Ну как объяснить ему, что я хочу всего лишь записать песню, которая зацепила меня в лагере пленных? Как ему доказать, что мне необходимо сохранить ее, чтобы стимулировать чувства, эмоции, вдохновение?
Поднимет на смех, как пить дать.
– Щербатин, – тихо сказал я, – просто очень нужно. Можешь просто поверить?
– Что-то, Беня, ты недоброе задумал, – пробормотал Щербатин. – Ничего себе – «просто поверить»! Если бы ты попросил бюст Дзержинского, я бы меньше удивился. Ладно, выясним...
Он поманил кого-то из-за стола, и к нам подошел человек с опущенными плечами и грустными невыразительными глазами. На нем мешком болталась серая форма – стало быть, тыловик-хозяйственник.
– Познакомься, Беня, это Пипс, ответственный за линии автоматической сигнализации.
– Автоматизированные сигнальные линии, – равнодушно поправил его грустный Пипс, глядя в пол.
– Так точно. Я подозреваю, что он наш земляк, кажется, из Прибалтики или Финляндии. Но он скрывает, верно, Пипс?
– Не знаю, – пожал плечами тыловик. – Восьмое удаление, третий нижний сектор.
– Вот-вот. – Щербатин отчего-то засмеялся. – А теперь скажи нам, Пипс, можно здесь достать звукозаписывающее устройство?
– Компактное, – уточнил я.
Пипс удивленно посмотрел сначала на Щербатина, потом на меня. Затем глаза его потухли, и он опять опустил их в пол.
– Все можно, – сказал он. – Но это специальная техника, редкость.
– Давай, дружок, без лирики, – поморщился Щербатин. – Говори, что надо?
– Надо обоснование. Не знаю, как рядовой пехотинец обоснует, что ему нужен такой прибор.
– А ты подумай, Пипс!
– Ну... – Он помялся, поерзал плечами. – Не знаю. Не могу придумать. Если б офицер – тогда да. Но пехотинец... А зачем это?
– Э-э, видишь ли... – Щербатин укоризненно глянул на меня. – Видишь ли, Пипс, пехотинец Беня желает восстановить навыки в своей старой профессии. У себя в отдаленных мирах он занимался собиранием звуков, а теперь хочет применить это на благо Цивилизации.
– Собиратель звуков... – Пипс озадаченно заморгал. – Как это странно.
– Да, странно, – вздохнул Щербатин и снова выразительно покосился на меня. – Но гражданин Цивилизации волен выбирать любую профессию, так?

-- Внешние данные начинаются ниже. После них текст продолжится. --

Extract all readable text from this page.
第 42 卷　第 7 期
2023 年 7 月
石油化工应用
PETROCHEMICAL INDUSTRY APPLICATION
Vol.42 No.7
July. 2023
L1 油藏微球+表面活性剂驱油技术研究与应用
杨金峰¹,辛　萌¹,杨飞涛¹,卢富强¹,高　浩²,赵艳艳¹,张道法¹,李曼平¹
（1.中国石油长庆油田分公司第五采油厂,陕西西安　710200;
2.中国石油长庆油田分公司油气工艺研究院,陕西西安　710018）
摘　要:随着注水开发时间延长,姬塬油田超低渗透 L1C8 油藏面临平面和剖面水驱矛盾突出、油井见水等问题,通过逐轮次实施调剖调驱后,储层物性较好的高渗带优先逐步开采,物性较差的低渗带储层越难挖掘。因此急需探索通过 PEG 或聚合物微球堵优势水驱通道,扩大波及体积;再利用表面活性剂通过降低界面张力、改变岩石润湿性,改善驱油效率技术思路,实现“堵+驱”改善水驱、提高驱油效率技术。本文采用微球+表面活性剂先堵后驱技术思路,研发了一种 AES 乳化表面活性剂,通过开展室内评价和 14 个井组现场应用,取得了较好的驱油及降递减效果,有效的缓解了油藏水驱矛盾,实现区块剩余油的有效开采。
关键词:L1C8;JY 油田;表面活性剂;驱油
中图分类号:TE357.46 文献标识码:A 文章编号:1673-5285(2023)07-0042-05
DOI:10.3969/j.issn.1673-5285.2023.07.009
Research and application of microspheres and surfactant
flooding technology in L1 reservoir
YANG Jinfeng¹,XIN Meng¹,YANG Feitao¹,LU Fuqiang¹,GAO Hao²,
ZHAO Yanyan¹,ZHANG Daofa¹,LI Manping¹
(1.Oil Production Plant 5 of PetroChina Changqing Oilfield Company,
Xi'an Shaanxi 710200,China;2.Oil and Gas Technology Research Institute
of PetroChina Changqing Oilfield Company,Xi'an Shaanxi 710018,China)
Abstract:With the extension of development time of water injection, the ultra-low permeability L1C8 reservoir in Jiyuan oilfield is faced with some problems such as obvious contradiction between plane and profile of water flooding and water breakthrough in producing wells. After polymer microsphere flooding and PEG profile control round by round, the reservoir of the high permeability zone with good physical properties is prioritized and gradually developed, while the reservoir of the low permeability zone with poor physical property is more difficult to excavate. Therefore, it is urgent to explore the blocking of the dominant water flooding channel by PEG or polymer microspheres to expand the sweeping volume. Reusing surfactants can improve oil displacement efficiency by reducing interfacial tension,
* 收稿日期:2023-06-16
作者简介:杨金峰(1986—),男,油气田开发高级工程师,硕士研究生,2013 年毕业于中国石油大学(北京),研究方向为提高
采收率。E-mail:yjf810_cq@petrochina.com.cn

– Да, так. Значит, это будет предметом личного пользования?
– Личного, – кивнул я. – Только личного.
– Не знаю... Личные предметы запрещены до первого холо.
– Да ладно тебе, – пристыдил его Щербатин. – Знаем мы, как тут эти запреты соблюдают. И, кроме того, у него скоро будет холо.
– Ну, если так... В принципе личные предметы можно получать в гражданском и офицерском секторе. Но за это, конечно, с социального номера будет снято какое-то количество уцим.